Joël GUERRIAU : Deuxième lecture - Certification de cybersécurité des plateformes numériques

24 février 2022


Deuxième lecture de la proposition de loi pour la mise en place d'une certification de cybersécurité des plateformes numériques destinée au grand public

Madame la Présidente,

Monsieur le Ministre,


Une part de plus en plus importante de notre vie se déroule en ligne. Cette tendance s’est amorcée bien avant la pandémie mais cette dernière n’a fait que la renforcer.


De plus en plus de services sont dématérialisés : la banque mais aussi la culture ou même des consultations médicales. Nous pouvons prendre l’initiative de faire nos courses, d’acheter un billet de train ou de changer de fournisseur d’énergie. Mais malheureusement nous sommes contraints par un monde finalement de plus en plus dématérialisé, où le contact humain disparaît.


Au-delà de la consommation, nos espaces sociaux ont eux aussi migré vers le cyberespace. Nous utilisons Internet pour nos communications, tant orales qu’écrites.


C’est incontournable dans un cadre professionnel. Quelles entreprises aujourd’hui peuvent se passer d’Internet ? Elles sont très rares, car les métiers qui n’ont plus besoin ou n’ont pas besoin de cet outil se comptent sur les doigts de la main.


Cette évolution présente donc de nombreux avantages : la rapidité, la facilité, ou l’accessibilité. Mais elle n’est cependant pas sans risque. Nous avons vu ces dernières années des attaques par rançons se multiplier. Elles ont paralysé des entreprises, des hôpitaux, et de nombreux particuliers. Ces attaques se sont multipliées et elles sont récurrentes sur nos compagnies de défense et nos sociétés commerciales, qui peuvent en témoigner. Le dernier exemple remonte à quelques jours : des milliers d’informations personnelles des employés de la filiale Transavia et d’Air France ont été piratées.


Ces attaques nous rappellent à quel point nous avons besoin de protéger nos données. Le RGPD assure un haut niveau de protection des données personnelles des Européens à travers le monde. Cette protection juridique est un avantage majeur pour nous tous. Elle ne nous garantit cependant pas une protection technique.

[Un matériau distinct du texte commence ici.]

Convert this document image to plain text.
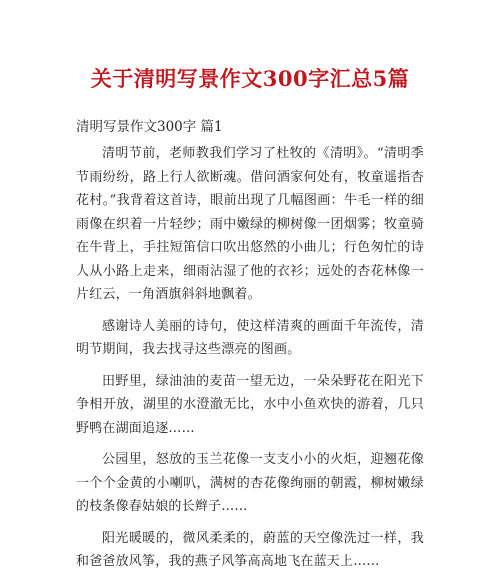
关于清明写景作文300字汇总5篇
清明写景作文300字 篇1

清明节前，老师教我们学习了杜牧的《清明》。“清明季节雨纷纷，路上行人欲断魂。借问酒家何处有，牧童遥指杏花村。”我背着这首诗，眼前出现了几幅图画：牛毛一样的细雨像在织着一片轻纱；雨中嫩绿的柳树像一团烟雾；牧童骑在牛背上，手拄短笛信口吹出悠然的小曲儿；行色匆忙的诗人从小路上走来，细雨沾湿了他的衣衫；远处的杏花林像一片红云，一角酒旗斜斜地飘着。

感谢诗人美丽的诗句，使这样清爽的画面千年流传，清明节期间，我去找寻这些漂亮的图画。

田野里，绿油油的麦苗一望无边，一朵朵野花在阳光下争相开放，湖里的水澄澈无比，水中小鱼欢快的游着，几只野鸭在湖面追逐……

公园里，怒放的玉兰花像一支支小小的火炬，迎翘花像一个个金黄的小喇叭，满树的杏花像绚丽的朝霞，柳树嫩绿的枝条像春姑娘的长辫子……

阳光暖暖的，微风柔柔的，蔚蓝的天空像洗过一样，我和爸爸放风筝，我的燕子风筝高高地飞在蓝天上……
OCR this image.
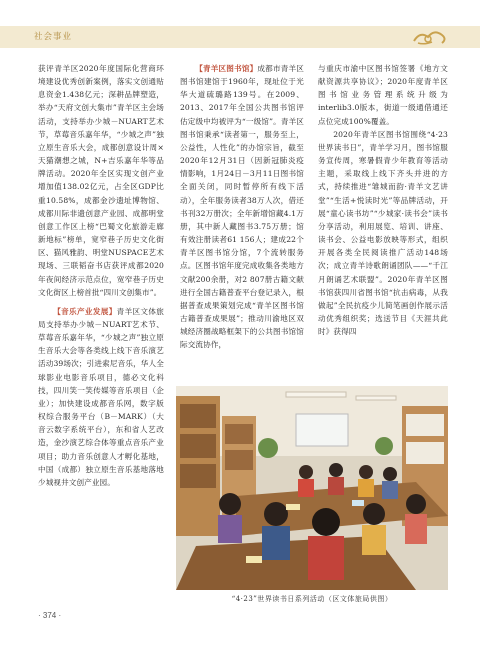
社会事业

获评青羊区2020年度国际化营商环境建设优秀创新案例，落实文创通贴息资金1.438亿元；深耕品牌塑造，举办“天府文创大集市”青羊区主会场活动，支持举办少城－NUART艺术节，草莓音乐嘉年华，“少城之声”独立原生音乐大会，成都创意设计周×天猫潮想之城，N+吉乐嘉年华等品牌活动。2020年全区实现文创产业增加值138.02亿元，占全区GDP比重10.58%，成都金沙遗址博物馆、成都川际非遗创意产业园、成都明堂创意工作区上榜“巴蜀文化旅游走廊新地标”榜单，宽窄巷子历史文化街区、猫风雅韵、明堂NUSPACE艺术现场、三联韬奋书店获评成都2020年夜间经济示范点位，宽窄巷子历史文化街区上榜首批“四川文创集市”。

【音乐产业发展】青羊区文体旅局支持举办少城－NUART艺术节、草莓音乐嘉年华，“少城之声”独立原生音乐大会等各类线上线下音乐演艺活动39场次；引进索尼音乐，华人全球影业电影音乐项目，德必文化科技，四川笑一笑传媒等音乐项目（企业）；加快建设成都音乐网，数字版权综合服务平台（B－MARK）（大音云数字系统平台），东和省人艺改造，金沙演艺综合体等重点音乐产业项目；助力音乐创意人才孵化基地，中国（成都）独立原生音乐基地落地少城视井文创产业园。

【青羊区图书馆】成都市青羊区图书馆建馆于1960年，现址位于光华大道硫璐路139号。在2009、2013、2017年全国公共图书馆评估定级中均被评为“一级馆”。青羊区图书馆秉承“读者第一，服务至上，公益性，人性化”的办馆宗旨，截至2020年12月31日（因新冠肺炎疫情影响，1月24日－3月11日图书馆全面关闭，同时暂停所有线下活动），全年服务读者38万人次，借还书刊32万册次；全年新增馆藏4.1万册，其中新人藏图书3.75万册；馆有效注册读者61 156人；建成22个青羊区图书馆分馆，7个流转服务点。区图书馆年度完成收集各类地方文献200余册，对2 807册古籍文献进行全国古籍普查平台登记录入，根据普查成果策划完成“青羊区图书馆古籍普查成果展”；推动川渝地区双城经济圈战略框架下的公共图书馆馆际交流协作，

与重庆市渝中区图书馆签署《地方文献资源共享协议》；2020年度青羊区图书馆业务管理系统升级为interlib3.0版本，街道一级通借通还点位完成100%覆盖。

2020年青羊区图书馆围绕“4·23世界读书日”，青羊学习月，图书馆服务宣传周，寒暑假青少年教育等活动主题，采取线上线下齐头并进的方式，持续推进“雏城而韵·青羊文艺讲堂”“生活+悦读时光”等品牌活动，开展“童心读书坊”“少城家·读书会”读书分享活动，利用展览、培训、讲座、读书会、公益电影放映等形式，组织开展各类全民阅读推广活动148场次；成立青羊诗歌朗诵团队——“千江月朗诵艺术联盟”。2020年青羊区图书馆获四川省图书馆“抗击病毒，从我做起”全民抗疫少儿简笔画创作展示活动优秀组织奖；选送节目《天涯共此时》获得四

“4·23”世界读书日系列活动（区文体旅局供图）
· 374 ·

Le texte que nous examinons en seconde lecture aujourd’hui propose une solution à cela. Les sites internet les plus visités devront rendre publics les résultats d’un audit de sécurité.


Cet audit portera tant sur la sécurité des données qui sont confiées à la plateforme, que sur la sécurité de la plateforme elle-même. Il s’agit d’évaluer le niveau technique de cybersécurité de ces sites.


Ce dispositif nous semble particulièrement pertinent, et ce, pour deux raisons. D’abord, l’approche technique nous semble indispensable au côté de la protection juridique. Ensuite, la publication des audits permet aux utilisateurs de bénéficier d’une meilleure information. Ils feront donc des choix beaucoup plus éclairés et deviendront ainsi acteurs de leur sécurité en ligne.


Nous voulons dire à cet égard que l’ANSSI ne remplit pas qu’un rôle d’expertise. Cette agence a à cœur de développer le niveau de connaissance de nos concitoyens en matière de sécurité en ligne.


Il s’agit d’une étape cruciale. Comme le remarquent beaucoup d’informaticiens : la faille de sécurité se situe souvent entre la chaise et le clavier.


En devenant plus conscients des enjeux et des mécanismes du cyberespace, nous espérons que nos concitoyens deviendront plus exigeants.


Ce texte constitue donc un réel progrès. Il nous rappelle également que nous devons bâtir la souveraineté de notre pays, y compris dans le domaine numérique. Nos données seront d’autant mieux protégées qu’elles seront hébergées sur notre sol, selon nos règles et sous la compétence de nos tribunaux.


Le développement d’Internet a affirmé la suprématie américaine dans ce domaine. Les dernières années nous ont démontré l’ultime importance de préserver notre indépendance et notre souveraineté numérique. Nous devons favoriser le développement de compétiteurs français. C’est à travers la concurrence que nous perfectionnerons les services et que nous offrirons le meilleur pour les utilisateurs.


Ce texte donnera finalement plus de choix à nos compatriotes. Il renforcera leur sécurité, c’est pourquoi notre Groupe votera en faveur de son adoption.